Friday, June 12, 2015

Edwards v. Aguillard (and Santa Fe)--Some Things to Think About

Who should decide the content of the curriculum and the program for commencement for local schools?

Local school authorities? Teachers and principals? Parents? Federal Courts?

Should the answer here be controlled by the incorporated Establishment Clause?

Or by the Tenth Amendment and the process of democratic self-government in the states?

Do these cases demonstrate the need for school choice, for a system that allows parents to decide where (and how) to educate their children without losing the educational funding paid for by their tax dollars?

In America, there is no longer a common understanding about what is true, what is good, and what is beautiful.

Just think about the things we cannot agree on, things that are often covered in K-12 curricula:

--Evolution vs. Creation. Even if a school decides to teach evolution, should it also take care to focus on whether there is any real meaning and purpose to life in a world that came about as a result of a random process of natural selection? If so, what is the source of this meaning? Is it an objective source of meaning, or only our collective best subjective guess about the purpose of life? Is it consistent with, say, what the Bible teaches about life? Or only with certain interpretations of the Bible? Which interpretations are the "true" ones and which are false or based upon ignorance or misunderstanding or pride and hubris? Says who?

--What should children be taught about human sexuality, sexual orientation and marriage and family and human reproduction? Again, is there an objective reality about these issues, or not?

--What should children be taught about history and government? Does the Constitution create a large and powerful national government with weak and dependent states? Which liberties are fundamental? And what is the source of those liberties? Were we "endowed by out Creator" with these liberties? Or do we look to unelected judges to endow us with ones they like and deprive us of ones they don't like?

--What should our children be taught about environmentalism vs property rights?

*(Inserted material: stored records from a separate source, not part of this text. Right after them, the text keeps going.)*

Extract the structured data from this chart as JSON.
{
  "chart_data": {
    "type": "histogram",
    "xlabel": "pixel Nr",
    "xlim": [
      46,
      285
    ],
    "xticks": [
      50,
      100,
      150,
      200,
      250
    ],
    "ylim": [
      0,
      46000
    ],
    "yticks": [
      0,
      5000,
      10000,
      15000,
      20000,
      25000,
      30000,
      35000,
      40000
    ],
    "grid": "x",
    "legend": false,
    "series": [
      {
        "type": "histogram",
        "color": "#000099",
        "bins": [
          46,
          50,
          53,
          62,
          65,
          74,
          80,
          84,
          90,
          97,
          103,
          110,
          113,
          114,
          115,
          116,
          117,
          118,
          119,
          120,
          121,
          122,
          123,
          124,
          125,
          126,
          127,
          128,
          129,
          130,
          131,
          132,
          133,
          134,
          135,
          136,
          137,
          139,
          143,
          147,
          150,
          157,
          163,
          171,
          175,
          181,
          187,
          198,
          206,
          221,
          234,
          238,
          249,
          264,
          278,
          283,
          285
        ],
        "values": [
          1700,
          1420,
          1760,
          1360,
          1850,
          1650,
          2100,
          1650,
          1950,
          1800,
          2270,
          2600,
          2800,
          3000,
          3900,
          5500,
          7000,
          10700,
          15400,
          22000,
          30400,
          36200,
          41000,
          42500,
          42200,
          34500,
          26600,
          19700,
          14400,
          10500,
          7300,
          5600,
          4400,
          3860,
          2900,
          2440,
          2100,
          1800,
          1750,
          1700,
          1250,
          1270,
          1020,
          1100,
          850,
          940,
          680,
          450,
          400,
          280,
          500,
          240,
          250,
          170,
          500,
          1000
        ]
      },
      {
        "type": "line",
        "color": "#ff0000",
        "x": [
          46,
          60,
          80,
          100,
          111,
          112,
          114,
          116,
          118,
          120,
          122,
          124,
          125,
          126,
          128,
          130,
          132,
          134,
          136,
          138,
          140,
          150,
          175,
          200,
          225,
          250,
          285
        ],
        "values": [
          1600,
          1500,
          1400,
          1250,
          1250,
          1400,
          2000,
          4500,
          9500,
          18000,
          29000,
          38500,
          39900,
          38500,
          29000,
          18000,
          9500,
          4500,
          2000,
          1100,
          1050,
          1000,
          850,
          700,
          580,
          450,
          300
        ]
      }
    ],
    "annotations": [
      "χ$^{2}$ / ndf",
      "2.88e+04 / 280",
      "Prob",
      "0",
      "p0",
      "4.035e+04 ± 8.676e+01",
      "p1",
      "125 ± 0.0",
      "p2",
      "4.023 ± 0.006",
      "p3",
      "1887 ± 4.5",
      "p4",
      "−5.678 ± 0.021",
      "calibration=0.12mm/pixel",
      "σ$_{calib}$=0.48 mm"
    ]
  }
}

About taxes and social safety nets?

--How then should we live?What constitutes good character?

I could go on forever with this list.

And it is obvious that there are no common truths or common values with respect to these issues. Whose version of the truth should our children be taught? Who decides which version or versions of truth and values our children should be exposed to in school? And who decides which versions of the truth and values will not be included in the curriculum?

If religious versions of the truth are excluded from the curriculum, is the curriculum neutral between religion and non-religion? Between those who believe in secular perspectives and those who believe in religious perspectives?

Between those who think that prayer belongs in education and those who think it does not?